As Faustus does the whole should-he-or-shouldn't-he-deal-with-the-devil calculation (here's an idea, Faustus: you shouldn't), the wealth that such a deal can bring him factors considerably into his fuzzy math. He knows that, with Mephistopheles's help, he can get his grubby hands on the treasures of exotic places like India, Asia, and the Americas. Plus, he could use his considerable power to cheat peasants out of their money and possessions. Beyond demonstrating the cravenness of his character, Faustus's desire for wealth and his willingness to sell his soul to the devil shows us that in Doctor Faustus wealth and salvation don't exactly go hand in hand.
Questions About Wealth
- What kinds of luxury goods do Faustus, Valdes, and Cornelius imagine that their magical spirits will bring them? What does their imagination tell us about their personalities?
- What does Faustus imagine himself doing with spirit-produced wealth before he has it? What do these plans reveal about his character and priorities?

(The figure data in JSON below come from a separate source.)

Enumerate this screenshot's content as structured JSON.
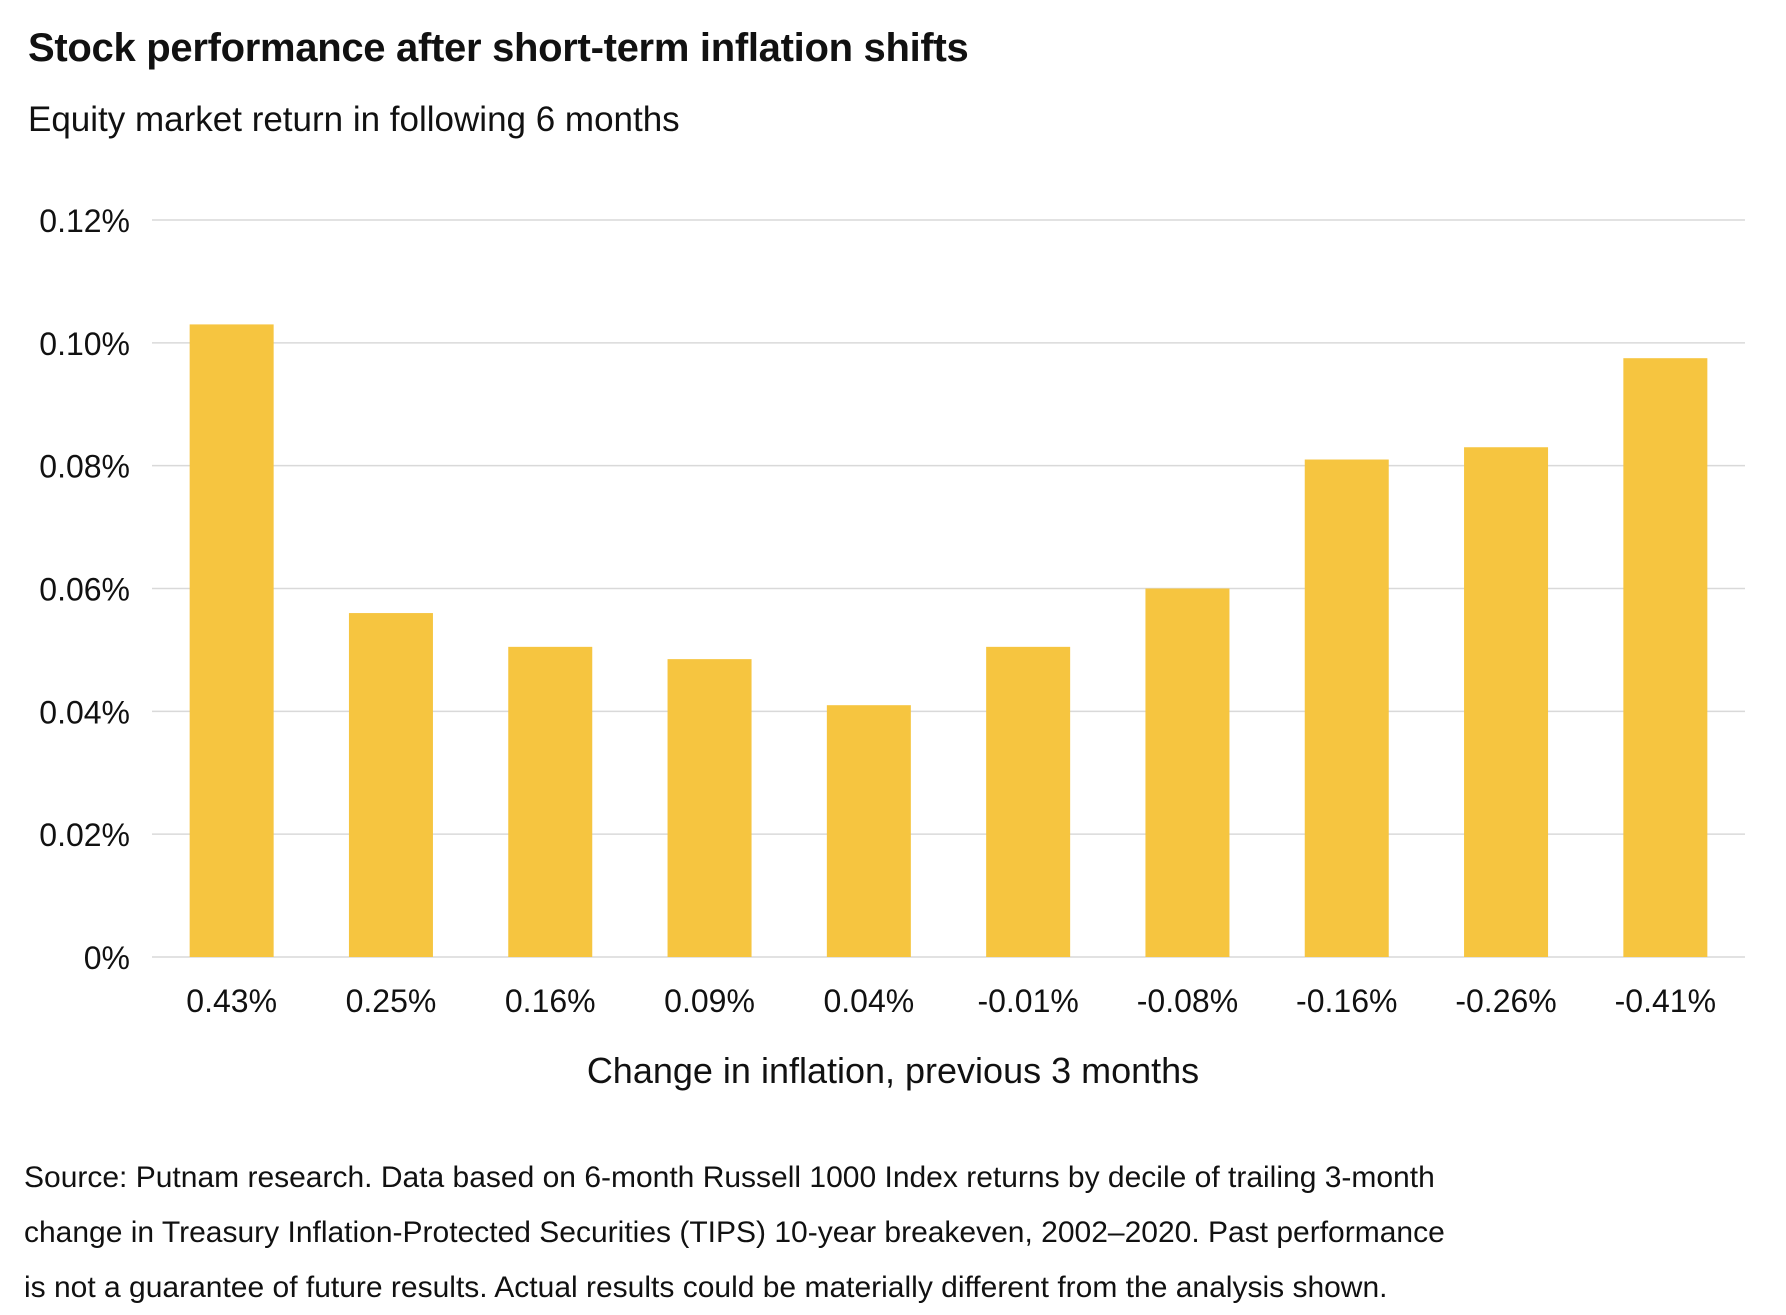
{
  "header": {
    "title": "Stock performance after short-term inflation shifts",
    "subtitle": "Equity market return in following 6 months"
  },
  "colors": {
    "bar": "#F6C540",
    "gridline": "#D9D9D9",
    "text": "#111111"
  },
  "chart_data": {
    "type": "bar",
    "title": "Stock performance after short-term inflation shifts",
    "subtitle": "Equity market return in following 6 months",
    "xlabel": "Change in inflation, previous 3 months",
    "ylabel": "",
    "categories": [
      "0.43%",
      "0.25%",
      "0.16%",
      "0.09%",
      "0.04%",
      "-0.01%",
      "-0.08%",
      "-0.16%",
      "-0.26%",
      "-0.41%"
    ],
    "values": [
      0.103,
      0.056,
      0.0505,
      0.0485,
      0.041,
      0.0505,
      0.06,
      0.081,
      0.083,
      0.0975
    ],
    "ylim": [
      0,
      0.12
    ],
    "yticks": [
      0,
      0.02,
      0.04,
      0.06,
      0.08,
      0.1,
      0.12
    ],
    "ytick_labels": [
      "0%",
      "0.02%",
      "0.04%",
      "0.06%",
      "0.08%",
      "0.10%",
      "0.12%"
    ],
    "grid": true,
    "legend": "none"
  },
  "footnote": {
    "lines": [
      "Source: Putnam research. Data based on 6-month Russell 1000 Index returns by decile of trailing 3-month",
      "change in Treasury Inflation-Protected Securities (TIPS) 10-year breakeven, 2002–2020. Past performance",
      "is not a guarantee of future results. Actual results could be materially different from the analysis shown."
    ]
  }
}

- How does Faustus use his magic to cheat people out of their money?
- Why does Faustus will all his possessions to Wagner? And what does this have to do with Mephistopheles?
Chew on This
Faustus, Valdes, and Cornelius are all about exploitation and destruction. When they imagine the wealth they'll get with their magic, they don't do anything nice with it, which shows that ill-gotten wealth is bad news.
Faustus's use of magic to deprive peasants of their money emphasizes the importance of honesty and transparency to functioning capitalist economic exchange.